I was finally able to resolve it myself.

We prove by induction that there is $C_n<\infty$ such that, if $M_n$ is the $n$-th order GOE, $P(|det(M_n)|<a)<C_n a$ for $a>0$.

We use the classical result of random matrix theory that the eigenvalues $(l_1,...,l_n)$ of $M_n$ have the explicit joint density $c_n \prod_{i<j} |l_i-l_j|f(l_1)...f(l_j)$ for some Gaussian density $f$.
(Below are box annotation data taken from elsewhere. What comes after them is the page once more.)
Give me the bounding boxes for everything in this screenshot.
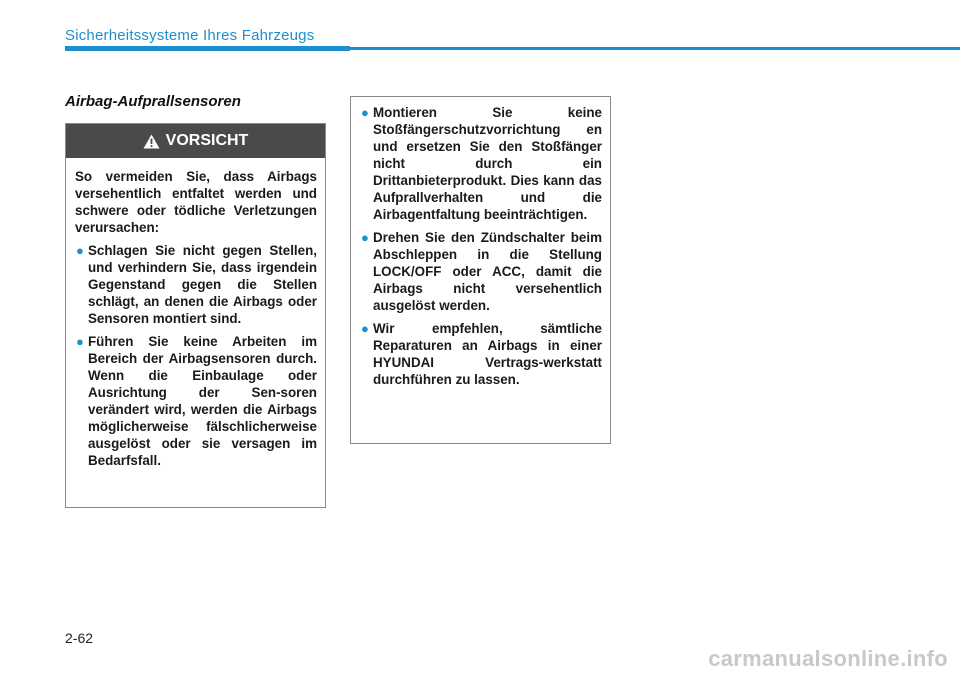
list-item xyxy=(75,333,317,469)
section-title: Airbag-Aufprallsensoren xyxy=(65,93,241,110)
caution-continued-box xyxy=(350,96,611,444)
list-item xyxy=(360,229,602,314)
chapter-title: Sicherheitssysteme Ihres Fahrzeugs xyxy=(65,27,315,44)
warning-triangle-icon xyxy=(143,134,160,149)
caution-header xyxy=(66,124,325,158)
caution-intro: So vermeiden Sie, dass Airbags versehentlich entfaltet werden und schwere oder tödliche Verletzungen verursachen: xyxy=(75,169,317,235)
bullet-dot: ● xyxy=(361,321,369,336)
page-number: 2-62 xyxy=(65,630,94,646)
list-item-text: Schlagen Sie nicht gegen Stellen, und verhindern Sie, dass irgendein Gegenstand gegen die Stellen schlägt, an denen die Airbags oder Sensoren montiert sind. xyxy=(88,243,317,326)
list-item xyxy=(360,320,602,388)
watermark: carmanualsonline.info xyxy=(708,646,948,671)
caution-label: VORSICHT xyxy=(165,132,249,149)
list-item-text: Wir empfehlen, sämtliche Reparaturen an Airbags in einer HYUNDAI Vertrags-werkstatt durchführen zu lassen. xyxy=(373,321,602,387)
caution-box xyxy=(65,123,326,508)
list-item-text: Drehen Sie den Zündschalter beim Abschleppen in die Stellung LOCK/OFF oder ACC, damit die Airbags nicht versehentlich ausgelöst werden. xyxy=(373,230,602,313)
list-item xyxy=(360,104,602,223)
header-rule xyxy=(65,47,960,50)
bullet-dot: ● xyxy=(76,334,84,349)
bullet-dot: ● xyxy=(361,230,369,245)
list-item xyxy=(75,242,317,327)
list-item-text: Führen Sie keine Arbeiten im Bereich der Airbagsensoren durch. Wenn die Einbaulage oder Ausrichtung der Sen-soren verändert wird, werden die Airbags möglicherweise fälschlicherweise ausgelöst oder sie versagen im Bedarfsfall. xyxy=(88,334,317,468)
bullet-dot: ● xyxy=(76,243,84,258)
bullet-dot: ● xyxy=(361,105,369,120)
list-item-text: Montieren Sie keine Stoßfängerschutzvorrichtung en und ersetzen Sie den Stoßfänger nicht durch ein Drittanbieterprodukt. Dies kann das Aufprallverhalten und die Airbagentfaltung beeinträchtigen. xyxy=(373,105,602,222)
Hence we can explictly write 
$$P(|det(M_{n+1})|<a)=c_n\int_{\mathbb{R}^{n+1}}1_{|l_1...l_{n+1}|<a}\prod_{i<j}|l_i-l_j|f(l_1)...f(l_n)dl_1...dl_n$$

Up to a combinatorial term, we can reduce the integral to $(n+1)$-tuples such that $l_{n+1}>...>l_1>0$, and we have the crude bound $|l_{n+1}-l_i|<l_{n+1}$ for $i<n+1$.   We then have, using the induction hypothesis,

\begin{align*}
P(|det(M_{n+1})|<a)\leq & c_n'\int_{0}^\infty l_{n+1}^n \int{}1_{l_1...l_n<a/l_{n+1}}\prod_{i<j\leq n}|l_i-l_j|f(l_1)...f(l_{n+1})dl_1...dl_{n+1}\\
\leq & c'_n \int_{0}^{\infty }l_{n+1}^n C_n \frac{a}{l_{n+1}}f(l_{n+1})dl_{n+1}\\
\leq &  c''_n a    \int_{0}^{\infty}l^n\frac{f(l)}{l}dl\\
\leq & C_{n+1}a.
\end{align*}
Remark that it is easy to optimise constants.